Fery sahabat kecilku

Langkah langkah kecil Feri semakin cepat ketika dari kejauhan hamparan hijau sawah tempat emaknya bekerja mulai nampak , tak peduli rumpun perdu membuatnya beberapa kali terjatuh. Gurat bahagia nampak jelas diwajah bocah berumur 9 tahun itu.
“Mamak… mamaak…. Aku entok (dapat) beasiswa..!!” teriakan feri sambil terus berlari menemui ibunya yang tengah sibuk mencabuti rerumputan diantara padi yang baru mulai tumbuh. Sementara itu Ade , salah satu dari tim relawan Dompet Dhuafa Nampak kesusahan melintasi pematang sawah yang becek dan lembek. Sambil mengelap kakinya yang penuh lumpur Ade mengucapkan salam pada Supad, ibu Feri.
“Ada apa tho nak kok nyusul kesawah, mamak kok jadi deg degan… ,kowe karo sopo?(kamu dengan siapa).” ujar Supad , dengan gugup menyongsong kedatangan anaknya, sambil sibuk mengelap tangannya untuk menyambut sang anak. Tak biasanya Feri menyusul ketempat ibunya bekerja sebagai buruh upah di sawah milik tetangganya, apalagi Feri tidak sendiri, di temani oleh dua orang Relawan Dompet Dhuafa.
Dengan terengah engah Feri menjelaskan pada ibunya kalau ia dan beberapa teman sekelasnya termasuk dalam daftar penerima beasiswa, Ade dan temannya pun menyampaikan tujuan kedatangan tim relawan tersebut terutama tentang program bea study bagi anak kurang mampu dari program Walls seribu berbagi Unilever.
Fery yang saat ini duduk di kelas III SD Negeri 11 Pondok Kelapa Kabupaten Bengkulu Utara, selalu berangkat sekolah pukul 05.30 wib mengingat jarak dari rumah kesekolahnya 3 kilometer lebih, yang ditempuh dengan berjalan kaki. Hal ini membuat Fery menyukai olah raga atletik, terutama lari.

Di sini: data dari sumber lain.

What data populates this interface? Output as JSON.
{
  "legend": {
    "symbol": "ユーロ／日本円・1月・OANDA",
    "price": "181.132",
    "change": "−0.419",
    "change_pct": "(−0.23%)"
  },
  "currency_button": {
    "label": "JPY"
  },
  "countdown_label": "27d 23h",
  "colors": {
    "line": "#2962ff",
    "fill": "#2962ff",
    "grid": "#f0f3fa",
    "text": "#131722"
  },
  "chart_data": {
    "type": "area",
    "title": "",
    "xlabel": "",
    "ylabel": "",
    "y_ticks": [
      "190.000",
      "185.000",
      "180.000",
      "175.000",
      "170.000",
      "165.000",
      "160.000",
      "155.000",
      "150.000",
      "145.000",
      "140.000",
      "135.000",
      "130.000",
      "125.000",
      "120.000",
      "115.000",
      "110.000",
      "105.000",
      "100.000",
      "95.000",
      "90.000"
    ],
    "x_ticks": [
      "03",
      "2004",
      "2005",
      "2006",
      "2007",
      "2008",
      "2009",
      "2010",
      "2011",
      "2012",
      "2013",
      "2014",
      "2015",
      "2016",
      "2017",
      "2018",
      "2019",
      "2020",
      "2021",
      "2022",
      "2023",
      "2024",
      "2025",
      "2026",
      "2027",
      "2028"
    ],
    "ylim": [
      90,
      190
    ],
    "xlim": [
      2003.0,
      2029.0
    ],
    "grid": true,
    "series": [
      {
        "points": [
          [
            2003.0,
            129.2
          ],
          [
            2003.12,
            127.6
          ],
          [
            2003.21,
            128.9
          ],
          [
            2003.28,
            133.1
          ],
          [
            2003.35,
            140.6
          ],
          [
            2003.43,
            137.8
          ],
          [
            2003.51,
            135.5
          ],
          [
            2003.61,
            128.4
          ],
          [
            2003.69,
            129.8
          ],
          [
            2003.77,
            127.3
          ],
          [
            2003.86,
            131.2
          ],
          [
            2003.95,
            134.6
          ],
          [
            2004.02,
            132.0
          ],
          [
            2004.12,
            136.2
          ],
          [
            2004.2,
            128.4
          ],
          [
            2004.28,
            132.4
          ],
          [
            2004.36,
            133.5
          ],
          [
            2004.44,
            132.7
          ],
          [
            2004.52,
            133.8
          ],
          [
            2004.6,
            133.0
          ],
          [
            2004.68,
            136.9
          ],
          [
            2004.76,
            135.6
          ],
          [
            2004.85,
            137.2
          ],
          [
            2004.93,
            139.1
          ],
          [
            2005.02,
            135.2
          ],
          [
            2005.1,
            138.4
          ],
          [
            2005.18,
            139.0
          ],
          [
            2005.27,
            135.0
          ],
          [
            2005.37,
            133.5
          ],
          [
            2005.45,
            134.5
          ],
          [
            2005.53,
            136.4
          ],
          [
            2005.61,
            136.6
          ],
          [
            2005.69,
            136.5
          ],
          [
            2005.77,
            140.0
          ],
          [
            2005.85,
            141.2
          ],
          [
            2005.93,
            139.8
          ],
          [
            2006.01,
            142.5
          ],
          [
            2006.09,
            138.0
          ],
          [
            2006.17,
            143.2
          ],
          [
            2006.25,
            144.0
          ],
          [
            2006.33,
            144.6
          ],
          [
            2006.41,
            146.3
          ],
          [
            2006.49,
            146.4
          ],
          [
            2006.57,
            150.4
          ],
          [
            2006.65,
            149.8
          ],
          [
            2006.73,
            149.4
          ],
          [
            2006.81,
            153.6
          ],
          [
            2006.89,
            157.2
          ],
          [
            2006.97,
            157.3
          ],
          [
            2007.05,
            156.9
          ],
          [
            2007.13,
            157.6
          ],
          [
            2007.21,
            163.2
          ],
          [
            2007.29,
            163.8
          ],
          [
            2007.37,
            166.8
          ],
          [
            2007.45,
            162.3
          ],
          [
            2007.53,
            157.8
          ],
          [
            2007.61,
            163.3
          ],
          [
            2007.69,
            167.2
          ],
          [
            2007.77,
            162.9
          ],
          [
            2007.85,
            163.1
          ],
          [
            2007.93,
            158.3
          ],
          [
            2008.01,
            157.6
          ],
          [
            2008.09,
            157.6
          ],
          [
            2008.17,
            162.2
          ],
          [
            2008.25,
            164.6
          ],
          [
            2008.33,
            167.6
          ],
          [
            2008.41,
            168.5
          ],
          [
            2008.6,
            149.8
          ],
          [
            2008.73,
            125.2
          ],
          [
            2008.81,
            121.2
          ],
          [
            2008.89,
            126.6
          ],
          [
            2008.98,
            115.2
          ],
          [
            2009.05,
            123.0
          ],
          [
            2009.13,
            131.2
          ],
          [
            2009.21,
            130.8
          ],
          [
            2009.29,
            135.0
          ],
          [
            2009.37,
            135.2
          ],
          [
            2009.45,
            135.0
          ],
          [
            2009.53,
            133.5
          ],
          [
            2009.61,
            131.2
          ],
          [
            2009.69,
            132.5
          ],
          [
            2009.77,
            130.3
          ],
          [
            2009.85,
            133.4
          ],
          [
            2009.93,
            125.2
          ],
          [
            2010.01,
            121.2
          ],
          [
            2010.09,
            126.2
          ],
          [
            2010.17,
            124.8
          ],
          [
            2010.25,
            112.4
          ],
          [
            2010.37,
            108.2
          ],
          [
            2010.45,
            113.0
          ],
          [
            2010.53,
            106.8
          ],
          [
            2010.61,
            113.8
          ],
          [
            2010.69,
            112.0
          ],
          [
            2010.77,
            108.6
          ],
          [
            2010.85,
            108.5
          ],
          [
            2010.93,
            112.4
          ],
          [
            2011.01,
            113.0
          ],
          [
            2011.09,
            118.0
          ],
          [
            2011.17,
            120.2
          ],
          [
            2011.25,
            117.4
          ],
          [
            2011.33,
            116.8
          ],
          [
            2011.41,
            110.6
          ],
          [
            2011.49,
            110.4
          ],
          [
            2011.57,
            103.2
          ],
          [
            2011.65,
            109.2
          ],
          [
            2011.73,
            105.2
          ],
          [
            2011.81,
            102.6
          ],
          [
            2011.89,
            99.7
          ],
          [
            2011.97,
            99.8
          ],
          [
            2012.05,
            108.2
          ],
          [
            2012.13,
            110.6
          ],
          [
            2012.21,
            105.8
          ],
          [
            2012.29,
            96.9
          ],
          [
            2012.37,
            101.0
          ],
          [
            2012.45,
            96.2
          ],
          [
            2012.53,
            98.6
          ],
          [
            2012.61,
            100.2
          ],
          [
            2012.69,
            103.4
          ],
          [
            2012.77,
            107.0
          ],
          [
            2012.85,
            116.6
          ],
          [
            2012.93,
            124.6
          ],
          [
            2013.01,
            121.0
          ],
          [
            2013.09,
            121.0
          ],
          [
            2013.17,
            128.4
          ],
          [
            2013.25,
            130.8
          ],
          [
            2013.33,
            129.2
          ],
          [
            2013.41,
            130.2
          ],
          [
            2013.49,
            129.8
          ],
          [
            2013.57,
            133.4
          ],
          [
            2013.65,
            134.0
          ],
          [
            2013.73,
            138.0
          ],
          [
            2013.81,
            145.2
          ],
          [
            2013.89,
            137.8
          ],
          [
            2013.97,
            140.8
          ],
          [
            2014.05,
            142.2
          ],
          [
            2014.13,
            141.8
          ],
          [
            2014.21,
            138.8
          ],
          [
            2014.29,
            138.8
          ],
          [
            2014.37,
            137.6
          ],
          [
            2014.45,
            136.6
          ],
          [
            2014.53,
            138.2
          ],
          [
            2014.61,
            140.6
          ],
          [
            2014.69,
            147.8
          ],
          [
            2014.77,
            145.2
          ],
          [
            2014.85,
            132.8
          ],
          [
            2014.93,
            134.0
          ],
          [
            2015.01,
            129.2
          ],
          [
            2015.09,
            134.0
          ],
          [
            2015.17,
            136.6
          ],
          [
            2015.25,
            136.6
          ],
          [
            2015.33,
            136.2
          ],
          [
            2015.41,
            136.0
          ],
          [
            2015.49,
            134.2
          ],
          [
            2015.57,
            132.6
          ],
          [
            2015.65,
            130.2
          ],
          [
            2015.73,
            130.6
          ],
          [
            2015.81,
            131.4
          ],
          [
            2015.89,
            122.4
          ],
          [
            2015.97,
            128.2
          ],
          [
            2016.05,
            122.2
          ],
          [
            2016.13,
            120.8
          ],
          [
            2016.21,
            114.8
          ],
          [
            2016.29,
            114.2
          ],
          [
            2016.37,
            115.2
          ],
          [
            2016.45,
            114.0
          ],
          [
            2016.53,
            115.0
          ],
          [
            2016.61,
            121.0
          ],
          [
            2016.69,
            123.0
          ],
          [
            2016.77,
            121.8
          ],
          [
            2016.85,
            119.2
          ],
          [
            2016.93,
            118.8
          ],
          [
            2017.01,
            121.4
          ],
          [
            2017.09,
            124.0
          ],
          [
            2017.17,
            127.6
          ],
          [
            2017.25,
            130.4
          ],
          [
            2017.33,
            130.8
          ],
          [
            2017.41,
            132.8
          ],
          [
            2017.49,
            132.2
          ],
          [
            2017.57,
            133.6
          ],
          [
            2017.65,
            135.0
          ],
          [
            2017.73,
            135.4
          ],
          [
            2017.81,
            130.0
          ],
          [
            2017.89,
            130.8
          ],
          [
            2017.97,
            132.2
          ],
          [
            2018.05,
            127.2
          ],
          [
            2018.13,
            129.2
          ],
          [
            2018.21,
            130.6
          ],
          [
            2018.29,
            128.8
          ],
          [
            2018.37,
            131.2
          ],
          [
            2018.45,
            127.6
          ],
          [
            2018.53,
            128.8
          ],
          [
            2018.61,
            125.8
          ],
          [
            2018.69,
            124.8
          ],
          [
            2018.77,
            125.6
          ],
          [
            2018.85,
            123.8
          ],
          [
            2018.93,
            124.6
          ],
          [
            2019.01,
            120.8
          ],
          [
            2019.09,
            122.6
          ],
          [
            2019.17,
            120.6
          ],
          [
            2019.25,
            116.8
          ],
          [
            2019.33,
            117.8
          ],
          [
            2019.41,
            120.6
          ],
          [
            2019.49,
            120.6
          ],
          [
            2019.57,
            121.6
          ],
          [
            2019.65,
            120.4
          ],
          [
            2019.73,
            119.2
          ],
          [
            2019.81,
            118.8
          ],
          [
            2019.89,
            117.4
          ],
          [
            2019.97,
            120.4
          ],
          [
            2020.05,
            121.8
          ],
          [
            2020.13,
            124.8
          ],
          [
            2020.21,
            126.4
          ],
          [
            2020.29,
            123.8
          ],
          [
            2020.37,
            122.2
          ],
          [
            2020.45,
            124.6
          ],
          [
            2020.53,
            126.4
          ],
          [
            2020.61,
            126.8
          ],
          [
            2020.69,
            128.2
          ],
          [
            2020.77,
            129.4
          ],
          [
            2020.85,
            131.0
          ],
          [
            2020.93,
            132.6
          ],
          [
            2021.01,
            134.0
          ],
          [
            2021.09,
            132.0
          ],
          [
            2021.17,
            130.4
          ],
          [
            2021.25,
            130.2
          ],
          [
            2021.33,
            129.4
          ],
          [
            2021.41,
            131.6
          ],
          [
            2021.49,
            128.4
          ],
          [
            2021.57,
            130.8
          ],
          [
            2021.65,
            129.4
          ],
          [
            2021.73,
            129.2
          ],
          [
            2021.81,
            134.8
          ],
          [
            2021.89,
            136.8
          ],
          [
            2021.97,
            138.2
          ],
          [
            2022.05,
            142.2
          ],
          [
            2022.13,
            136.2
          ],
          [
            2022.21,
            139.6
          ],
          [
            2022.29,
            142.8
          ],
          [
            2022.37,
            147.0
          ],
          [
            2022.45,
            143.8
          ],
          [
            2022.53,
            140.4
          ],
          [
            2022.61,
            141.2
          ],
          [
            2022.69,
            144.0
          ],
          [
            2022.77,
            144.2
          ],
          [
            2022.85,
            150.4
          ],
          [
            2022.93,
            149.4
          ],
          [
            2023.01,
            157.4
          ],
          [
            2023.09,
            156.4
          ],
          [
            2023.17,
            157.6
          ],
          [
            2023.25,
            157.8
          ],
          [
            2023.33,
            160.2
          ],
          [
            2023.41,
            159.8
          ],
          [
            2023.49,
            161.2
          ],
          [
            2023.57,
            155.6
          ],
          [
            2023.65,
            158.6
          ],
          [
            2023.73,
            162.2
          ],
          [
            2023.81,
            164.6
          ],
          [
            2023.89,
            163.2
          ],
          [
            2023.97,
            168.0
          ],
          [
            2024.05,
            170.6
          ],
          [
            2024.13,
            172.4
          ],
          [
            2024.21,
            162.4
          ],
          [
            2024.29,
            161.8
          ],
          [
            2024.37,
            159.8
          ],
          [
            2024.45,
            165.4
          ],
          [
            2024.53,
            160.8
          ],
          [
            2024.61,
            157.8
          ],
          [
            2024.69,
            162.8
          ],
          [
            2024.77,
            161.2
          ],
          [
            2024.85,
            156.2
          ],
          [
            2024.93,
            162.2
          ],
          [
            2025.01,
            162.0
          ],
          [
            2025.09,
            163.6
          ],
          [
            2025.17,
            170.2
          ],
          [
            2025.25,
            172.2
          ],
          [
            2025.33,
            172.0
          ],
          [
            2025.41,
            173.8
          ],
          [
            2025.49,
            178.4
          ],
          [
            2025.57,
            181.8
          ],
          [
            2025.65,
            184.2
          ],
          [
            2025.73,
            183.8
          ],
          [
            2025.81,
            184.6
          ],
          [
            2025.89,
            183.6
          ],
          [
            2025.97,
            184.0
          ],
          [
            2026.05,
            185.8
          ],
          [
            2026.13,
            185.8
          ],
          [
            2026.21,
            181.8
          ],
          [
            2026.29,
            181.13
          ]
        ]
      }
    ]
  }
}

Beberapa kali Feri mewakili sekolahnya mengikuti lomba lari di tingkat kecamatan.
“ Syukurlah nak kalau begitu, kamu bisa terus sekolah mewujudkan cita citamu, cukuplah kakakmu Roni yang putus sekolah” ibu berumur 35 tahun itu berkaca kaca, teringat pada Wayan sang suami yang mualaf yang belum genap sebulan meninggalkan mereka untuk selama lamanya menghadap sang khalik,padahal kecemasan akibat gempa bumi yang melanda Bengkulu awal Romadhan lalu belum hilang.
“Waktu bapaknya masih ada, setiap habis sholat magrib, Feri sering bercerita tentang cita- citanya untuk jadi dokter, makanya ‘bapak’ mulai berkebun karet walaupun baru 100 batang, itupun kini belum siap untuk di panen, sawah yang hanya seperempat hektarpun kini belum di olah karena nggak ada tenaganya, sedangkan saya harus upahan untuk memenuhi kebutuhan sehari hari, itulah yang membuat kakaknya terpaksa bekerja sebagai kuli bangunan walaupun usianya kini baru 14 tahun, dia nekat bekerja untuk mewujudkan cita cita sang adik” cerita Supad sambil terus mencabuti rumput di sela sela padi.
“Pokoknya kamu sekolah yang rajin ya Fer, kakak akan terus cari uang untuk menyekolahkan kamu jadi dokter.” pesan sang kakak suatu ketika . Sungguh, sebuah tekad mulia seorang kakak yang ingin melihat adiknya, mengenyam pendidikan yang layak ditengah keterbatasan yang ada. Sementara Supad ibunya, bekerja sebagai buruh upahan membersihkan sawah dengan gaji Rp.12.000 perhari, itupun tidak setiap hari ada tetangga yang mengajaknya bekerja, paling paling dalam sebulan hanya 6 sampai 10 hari ada tetangga yang membutuhkan tenaganya.
Panasnya terik matahari sudah mulai menyengat, ketika kami berpamitan untuk kembali ke sekolah bersama Feri. Dengan wajah sumringah Supad berkali kali mengucapkan terimakasih pada Unilever dan Dompet Dhuafa yang telah bersedia membantu mewujudkan cita cita anaknya.
(dare aries)

Selamat Datang

Selamat Datang di Blog Dare Aries Brotherhood, mari bangun persahabatan di sini. tuliskan komentar kamu, kamu juga boleh curhat atau bahkan ngomelin aku,..
Cheers broo... wellcome to my jungle...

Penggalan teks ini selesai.